Pertemuan Ba’asyir–Dasco di DPR, Ini Analisa Pengamat Intelijen dan Geopolitik
PRIBUMINEWS.CO.ID–Pertemuan antara Abu Bakar Ba’asyir dengan Ketua Harian DPP Partai Gerindra, Sufmi Dasco Ahmad, di Gedung DPR RI bukan sekadar silaturahmi biasa. Menurut pengamat intelijen dan geopolitik Amir Hamzah, momen ini memperlihatkan kecerdasan politik Dasco dalam membaca arah kebangsaan dan pesan strategis pemerintahan Presiden Prabowo Subianto kepada publik.
“Pertemuan itu bukan insidental, tapi sangat simbolik. Ba’asyir datang ke lembaga negara, bukan ke rumah pribadi. Ini menandakan bahwa negara—melalui representasi lembaga legislatif—menerima, mengakui, dan membuka ruang dialog bagi semua anak bangsa tanpa kecuali,” ujar Amir Hamzah dalam keterangan yang diterima, Jumat (31/10).
Amir menjelaskan, penerimaan Abu Bakar Ba’asyir di Gedung DPR memiliki bobot politik tersendiri. Gedung tersebut bukan sekadar tempat anggota parlemen bekerja, tetapi juga lambang kedaulatan rakyat.
“Ketika Dasco menerima Ba’asyir di DPR, ia mengubah makna simbolik pertemuan itu menjadi momentum rekonsiliasi nasional yang cerdas,” ujarnya.
Menurut Amir, Dasco paham bahwa masyarakat Indonesia masih menaruh sensitivitas terhadap figur-figur seperti Ba’asyir. Namun, justru di situlah kelihaian politiknya diuji.
“Dasco tidak hanya menunjukkan empati, tetapi juga menegaskan posisi negara yang terbuka dan tidak lagi terbelenggu oleh dikotomi masa lalu antara radikalisme dan nasionalisme,” jelasnya.
Lebih jauh, Amir Hamzah menilai gaya politik Dasco dalam menerima Ba’asyir mirip dengan almarhum Taufik Kiemas, tokoh politik PDI Perjuangan yang dikenal dengan semboyan “merajut merah-putih”.
“Taufik Kiemas dulu dikenal pandai merangkul semua kalangan—nasionalis, Islamis, maupun kelompok oposisi—demi stabilitas bangsa.

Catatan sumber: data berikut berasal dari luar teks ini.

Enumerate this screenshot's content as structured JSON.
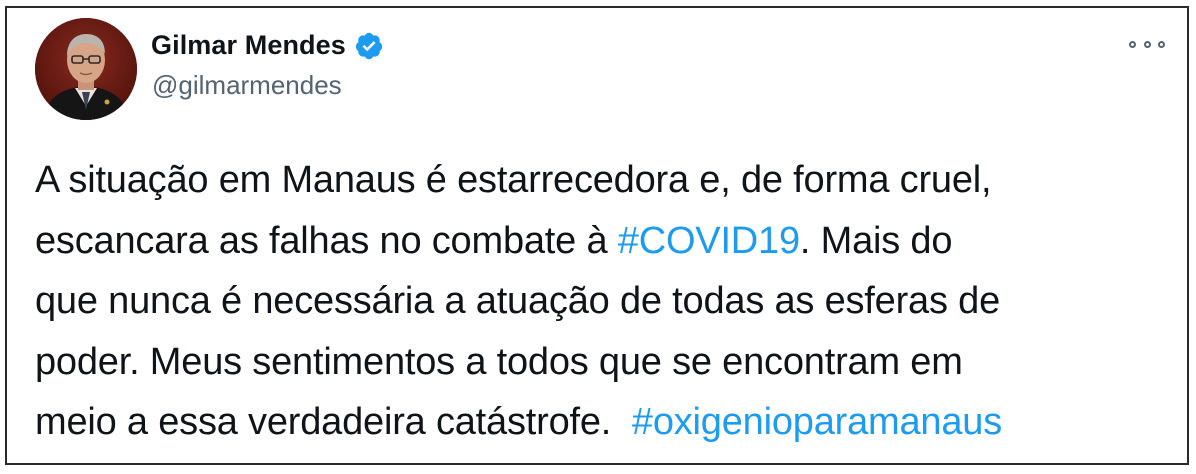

Pola yang sama kini terlihat pada Dasco,” kata Amir.
Ia menambahkan, di tengah situasi politik yang mudah terpolarisasi, kemampuan Dasco untuk menghadirkan figur kontroversial ke ruang resmi negara adalah langkah keberanian politik yang terukur.
“Ini menunjukkan bahwa Dasco bukan sekadar politisi pragmatis, tapi juga komunikator kebangsaan yang mampu memelihara harmoni sosial,” tambahnya.
Dari perspektif intelijen, Amir Hamzah menilai pertemuan ini bagian dari strategi soft power pemerintahan Prabowo dalam mengelola potensi konflik ideologi di masyarakat.
“Intelijen memandang bahwa ancaman terhadap negara tidak selalu datang dari kekuatan fisik, tapi dari polarisasi ideologis yang berlarut. Dialog seperti ini adalah bentuk pencegahan yang elegan,” ungkap Amir.
Ia menambahkan, Ba’asyir kini telah menegaskan komitmennya terhadap NKRI, bahkan menghormati simbol-simbol negara seperti bendera Merah Putih.
“Dengan dasar itu, negara tidak perlu lagi bersikap eksklusif. Yang dibutuhkan adalah kanal komunikasi dan ruang kebangsaan yang lebih luas,” kata Amir.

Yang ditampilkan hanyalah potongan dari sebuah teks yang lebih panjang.